In this year when foreclosures of homes have hit an all-time high, the topic of affordable housing seems especially relevant. Many of the people who lost homes to foreclosure did so because they were encouraged and helped to buy homes that they really couldn’t afford. As the housing market boomed, buyers and financers didn’t consider the meaning of “affordable.” Housing is “affordable” if it costs no more than 30% of a family’s income—which means not just the income at the time the house is bought but also the income that the family will have in a few years when the grace period is over and the monthly cost rises. Over-optimism, or foolishness perhaps, led many people to commit to spending a higher percentage of their income on housing, leading to their inability to pay and, eventually, the loss of that housing.
Looking beyond the mistakes of individuals, though, there is a deeper question. Why doesn’t Minneapolis have enough housing at different levels of affordability so that some type of housing is available to everyone at no more than 30% of their income? Why isn’t there as much housing for people making $30,000 a year as for people making $80,000? If you look at the development projects started in the areas near Standish and Ericsson in the last few years, you will see that they typically offer “market rate” housing—some of it “luxury condos,” which are at the high end of market rate. (In our own neighborhoods, only one development project was completed, and it has market rate units.) Of course, developers prefer to build high-end properties so that the prices (or rents) are higher. But the City of Minneapolis wants to increase affordable housing and offers subsidies to builders who will include “affordable” units. Why aren’t more builders doing that?

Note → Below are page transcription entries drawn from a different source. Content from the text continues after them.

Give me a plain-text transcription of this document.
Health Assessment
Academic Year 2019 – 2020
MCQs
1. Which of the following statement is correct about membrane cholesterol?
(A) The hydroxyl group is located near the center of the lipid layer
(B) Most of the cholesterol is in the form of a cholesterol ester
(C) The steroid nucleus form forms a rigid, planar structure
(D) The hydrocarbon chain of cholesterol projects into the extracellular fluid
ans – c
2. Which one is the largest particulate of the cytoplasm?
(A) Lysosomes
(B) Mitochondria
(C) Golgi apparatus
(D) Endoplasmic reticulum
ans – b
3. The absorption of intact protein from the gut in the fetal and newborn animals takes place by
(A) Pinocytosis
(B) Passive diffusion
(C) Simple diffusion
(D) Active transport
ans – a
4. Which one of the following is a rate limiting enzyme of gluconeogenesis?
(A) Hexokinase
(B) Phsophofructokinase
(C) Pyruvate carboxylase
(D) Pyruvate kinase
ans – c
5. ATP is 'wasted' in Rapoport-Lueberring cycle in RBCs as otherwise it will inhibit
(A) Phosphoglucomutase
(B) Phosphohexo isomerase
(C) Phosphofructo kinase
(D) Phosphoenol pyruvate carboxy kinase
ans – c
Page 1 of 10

This is where emotion and misunderstanding frequently enter the picture. Neighborhood residents often get upset at the idea of “affordable housing” and fight against it. The term may evoke pictures of very poor people living in high-rise housing projects. But this is an extreme way of looking at the situation. Everybody needs affordable housing. One thing the city is trying to do is increase the availability of housing for people whose income is at 50% of the “metropolitan median income” (MMI). What would you guess that 50% of MMI is? It may not be evident to us in South Minneapolis, but the median income of the metropolitan region (that is, the point at which half of the incomes are higher and half are lower) is about $76,000. So a family making 50% of MMI has an income of about $38,000. That’s who is targeted when housing is made affordable at the 50%-MMI level. (The city also wants to increase housing for people at the 30% of MMI level; they make around $24,000.) Looking at it another way, the housing that is in very short supply in Minneapolis is that available to people in service jobs (teachers, nurses and nursing home workers, day care providers, bank tellers, taxi drivers, sales clerks), to many self-employed people, to many seniors, and to young people starting out in life.
The Standish and Ericsson neighborhoods have long been seen as particularly affordable places to live, and residents are proud of their houses. We have so many small, affordable houses that there is practically no room for larger developments. Eventually, though, change will come and we will have the opportunity to make affordable housing available to more people. The 38th St. corridor is slated for some multiunit housing. The Hiawatha corridor will eventually have lots of development. When those projects begin, let’s be thoughtful about affordable housing, remembering that it offers to people something that we have had and appreciated—a place to live that doesn’t cost us an unsafe amount of our earnings.